If students are to understand the lived experiences of people with communication disabilities, their learning experiences need to extend beyond the classroom and hospital. Service learning enables students to apply academic theory to practice and to explore this relationship through community engagement (Moore, 2000). This paper outlines the process involved in extending this SL opportunity to undergraduate medical students and we will describe preliminary outcomes.
Method
With the support of the Community Knowledge Initiative (CKI) in NUI Galway and local health services, SL was introduced into the SLT curriculum in 2006. A need to extend the conversational opportunities for people with communication disabilities resulting from acquired brain injury was identified. Consequently, SLT students were trained as conversation partners and visited people with communication disability in the community. Following collaboration with the School of Medicine, this SL experience was offered as an elective to third year undergraduate medical students.
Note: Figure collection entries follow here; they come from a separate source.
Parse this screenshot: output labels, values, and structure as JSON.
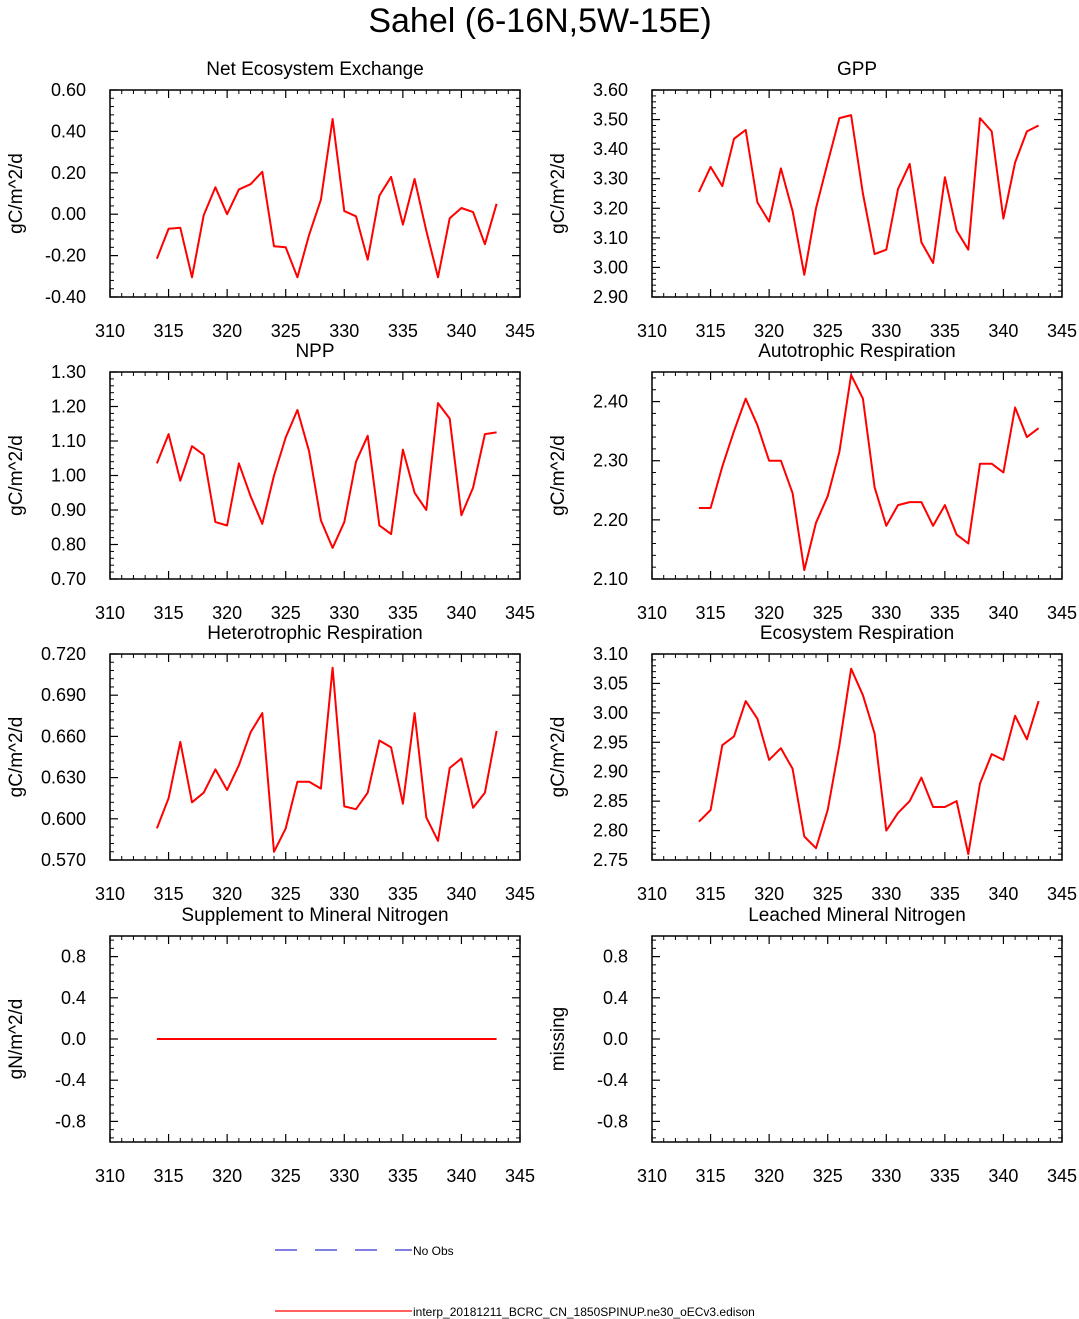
{
  "title": "Sahel (6-16N,5W-15E)",
  "colors": {
    "model": "#ff0000",
    "obs": "#3333cc",
    "axis": "#000000"
  },
  "legend": {
    "obs_label": "No Obs",
    "model_label": "interp_20181211_BCRC_CN_1850SPINUP.ne30_oECv3.edison"
  },
  "chart_data": [
    {
      "type": "line",
      "title": "Net Ecosystem Exchange",
      "ylabel": "gC/m^2/d",
      "xlim": [
        310,
        345
      ],
      "ylim": [
        -0.4,
        0.6
      ],
      "xticks": [
        "310",
        "315",
        "320",
        "325",
        "330",
        "335",
        "340",
        "345"
      ],
      "yticks": [
        "-0.40",
        "-0.20",
        "0.00",
        "0.20",
        "0.40",
        "0.60"
      ],
      "x": [
        314,
        315,
        316,
        317,
        318,
        319,
        320,
        321,
        322,
        323,
        324,
        325,
        326,
        327,
        328,
        329,
        330,
        331,
        332,
        333,
        334,
        335,
        336,
        337,
        338,
        339,
        340,
        341,
        342,
        343
      ],
      "series": [
        {
          "name": "model",
          "values": [
            -0.215,
            -0.07,
            -0.065,
            -0.305,
            -0.005,
            0.13,
            0.0,
            0.12,
            0.145,
            0.205,
            -0.155,
            -0.16,
            -0.305,
            -0.1,
            0.07,
            0.46,
            0.015,
            -0.01,
            -0.22,
            0.09,
            0.18,
            -0.05,
            0.17,
            -0.08,
            -0.305,
            -0.02,
            0.03,
            0.01,
            -0.145,
            0.05
          ]
        }
      ]
    },
    {
      "type": "line",
      "title": "GPP",
      "ylabel": "gC/m^2/d",
      "xlim": [
        310,
        345
      ],
      "ylim": [
        2.9,
        3.6
      ],
      "xticks": [
        "310",
        "315",
        "320",
        "325",
        "330",
        "335",
        "340",
        "345"
      ],
      "yticks": [
        "2.90",
        "3.00",
        "3.10",
        "3.20",
        "3.30",
        "3.40",
        "3.50",
        "3.60"
      ],
      "x": [
        314,
        315,
        316,
        317,
        318,
        319,
        320,
        321,
        322,
        323,
        324,
        325,
        326,
        327,
        328,
        329,
        330,
        331,
        332,
        333,
        334,
        335,
        336,
        337,
        338,
        339,
        340,
        341,
        342,
        343
      ],
      "series": [
        {
          "name": "model",
          "values": [
            3.255,
            3.34,
            3.275,
            3.435,
            3.465,
            3.22,
            3.155,
            3.335,
            3.19,
            2.975,
            3.2,
            3.355,
            3.505,
            3.515,
            3.25,
            3.045,
            3.06,
            3.265,
            3.35,
            3.085,
            3.015,
            3.305,
            3.125,
            3.06,
            3.505,
            3.46,
            3.165,
            3.355,
            3.46,
            3.48
          ]
        }
      ]
    },
    {
      "type": "line",
      "title": "NPP",
      "ylabel": "gC/m^2/d",
      "xlim": [
        310,
        345
      ],
      "ylim": [
        0.7,
        1.3
      ],
      "xticks": [
        "310",
        "315",
        "320",
        "325",
        "330",
        "335",
        "340",
        "345"
      ],
      "yticks": [
        "0.70",
        "0.80",
        "0.90",
        "1.00",
        "1.10",
        "1.20",
        "1.30"
      ],
      "x": [
        314,
        315,
        316,
        317,
        318,
        319,
        320,
        321,
        322,
        323,
        324,
        325,
        326,
        327,
        328,
        329,
        330,
        331,
        332,
        333,
        334,
        335,
        336,
        337,
        338,
        339,
        340,
        341,
        342,
        343
      ],
      "series": [
        {
          "name": "model",
          "values": [
            1.035,
            1.12,
            0.985,
            1.085,
            1.06,
            0.865,
            0.855,
            1.035,
            0.94,
            0.86,
            1.0,
            1.11,
            1.19,
            1.07,
            0.87,
            0.79,
            0.865,
            1.04,
            1.115,
            0.855,
            0.83,
            1.075,
            0.95,
            0.9,
            1.21,
            1.165,
            0.885,
            0.965,
            1.12,
            1.125
          ]
        }
      ]
    },
    {
      "type": "line",
      "title": "Autotrophic Respiration",
      "ylabel": "gC/m^2/d",
      "xlim": [
        310,
        345
      ],
      "ylim": [
        2.1,
        2.45
      ],
      "xticks": [
        "310",
        "315",
        "320",
        "325",
        "330",
        "335",
        "340",
        "345"
      ],
      "yticks": [
        "2.10",
        "2.20",
        "2.30",
        "2.40"
      ],
      "x": [
        314,
        315,
        316,
        317,
        318,
        319,
        320,
        321,
        322,
        323,
        324,
        325,
        326,
        327,
        328,
        329,
        330,
        331,
        332,
        333,
        334,
        335,
        336,
        337,
        338,
        339,
        340,
        341,
        342,
        343
      ],
      "series": [
        {
          "name": "model",
          "values": [
            2.22,
            2.22,
            2.29,
            2.35,
            2.405,
            2.36,
            2.3,
            2.3,
            2.245,
            2.115,
            2.195,
            2.24,
            2.315,
            2.445,
            2.405,
            2.255,
            2.19,
            2.225,
            2.23,
            2.23,
            2.19,
            2.225,
            2.175,
            2.16,
            2.295,
            2.295,
            2.28,
            2.39,
            2.34,
            2.355
          ]
        }
      ]
    },
    {
      "type": "line",
      "title": "Heterotrophic Respiration",
      "ylabel": "gC/m^2/d",
      "xlim": [
        310,
        345
      ],
      "ylim": [
        0.57,
        0.72
      ],
      "xticks": [
        "310",
        "315",
        "320",
        "325",
        "330",
        "335",
        "340",
        "345"
      ],
      "yticks": [
        "0.570",
        "0.600",
        "0.630",
        "0.660",
        "0.690",
        "0.720"
      ],
      "x": [
        314,
        315,
        316,
        317,
        318,
        319,
        320,
        321,
        322,
        323,
        324,
        325,
        326,
        327,
        328,
        329,
        330,
        331,
        332,
        333,
        334,
        335,
        336,
        337,
        338,
        339,
        340,
        341,
        342,
        343
      ],
      "series": [
        {
          "name": "model",
          "values": [
            0.593,
            0.615,
            0.656,
            0.612,
            0.619,
            0.636,
            0.621,
            0.639,
            0.663,
            0.677,
            0.576,
            0.593,
            0.627,
            0.627,
            0.622,
            0.71,
            0.609,
            0.607,
            0.619,
            0.657,
            0.652,
            0.611,
            0.677,
            0.601,
            0.584,
            0.637,
            0.644,
            0.608,
            0.619,
            0.664
          ]
        }
      ]
    },
    {
      "type": "line",
      "title": "Ecosystem Respiration",
      "ylabel": "gC/m^2/d",
      "xlim": [
        310,
        345
      ],
      "ylim": [
        2.75,
        3.1
      ],
      "xticks": [
        "310",
        "315",
        "320",
        "325",
        "330",
        "335",
        "340",
        "345"
      ],
      "yticks": [
        "2.75",
        "2.80",
        "2.85",
        "2.90",
        "2.95",
        "3.00",
        "3.05",
        "3.10"
      ],
      "x": [
        314,
        315,
        316,
        317,
        318,
        319,
        320,
        321,
        322,
        323,
        324,
        325,
        326,
        327,
        328,
        329,
        330,
        331,
        332,
        333,
        334,
        335,
        336,
        337,
        338,
        339,
        340,
        341,
        342,
        343
      ],
      "series": [
        {
          "name": "model",
          "values": [
            2.815,
            2.835,
            2.945,
            2.96,
            3.02,
            2.99,
            2.92,
            2.94,
            2.905,
            2.79,
            2.77,
            2.835,
            2.945,
            3.075,
            3.03,
            2.965,
            2.8,
            2.83,
            2.85,
            2.89,
            2.84,
            2.84,
            2.85,
            2.76,
            2.88,
            2.93,
            2.92,
            2.995,
            2.955,
            3.02
          ]
        }
      ]
    },
    {
      "type": "line",
      "title": "Supplement to Mineral Nitrogen",
      "ylabel": "gN/m^2/d",
      "xlim": [
        310,
        345
      ],
      "ylim": [
        -1.0,
        1.0
      ],
      "xticks": [
        "310",
        "315",
        "320",
        "325",
        "330",
        "335",
        "340",
        "345"
      ],
      "yticks": [
        "-0.8",
        "-0.4",
        "0.0",
        "0.4",
        "0.8"
      ],
      "x": [
        314,
        315,
        316,
        317,
        318,
        319,
        320,
        321,
        322,
        323,
        324,
        325,
        326,
        327,
        328,
        329,
        330,
        331,
        332,
        333,
        334,
        335,
        336,
        337,
        338,
        339,
        340,
        341,
        342,
        343
      ],
      "series": [
        {
          "name": "model",
          "values": [
            0,
            0,
            0,
            0,
            0,
            0,
            0,
            0,
            0,
            0,
            0,
            0,
            0,
            0,
            0,
            0,
            0,
            0,
            0,
            0,
            0,
            0,
            0,
            0,
            0,
            0,
            0,
            0,
            0,
            0
          ]
        }
      ]
    },
    {
      "type": "line",
      "title": "Leached Mineral Nitrogen",
      "ylabel": "missing",
      "xlim": [
        310,
        345
      ],
      "ylim": [
        -1.0,
        1.0
      ],
      "xticks": [
        "310",
        "315",
        "320",
        "325",
        "330",
        "335",
        "340",
        "345"
      ],
      "yticks": [
        "-0.8",
        "-0.4",
        "0.0",
        "0.4",
        "0.8"
      ],
      "x": [],
      "series": []
    }
  ]
}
The implementation of this experience involved three steps: provision of information about the programme to the medical students which involved peer interdisciplinary learning; training the medical students to be conversation partners; and pairing the medical students with SLT students who were then matched with people with communication disability in the community. We collected data on the facilitators of and barriers to the process and preliminary feedback on experiences of participating in the programme from both groups of students.
Results
Our preliminary findings indicated that the facilitators of the process include: commitment of academic staff, enthusiasm of SLT students who had completed the programme, positive feedback about the content and interdisciplinary nature of the training. The barriers to the process included student workload, timetable commitments, the elective nature of the module and lack of academic credit for the medical students. Our observations during interdisciplinary learning sessions indicated that the students aligned themselves with their own professional group. 6 medical students and 27 SLT students participated in the service learning experience and both groups reported improved confidence in communication skills, and awareness of communication disability in society and understanding of other discipline’s professional role.
Discussion
This paper outlines the first interdisciplinary service learning experience for two health care professionals. While the overall experience has been positive, the process has been challenging but rewarding. This paper may be of interest to academics considering interdisciplinary education and service learning as a pedagogical approach.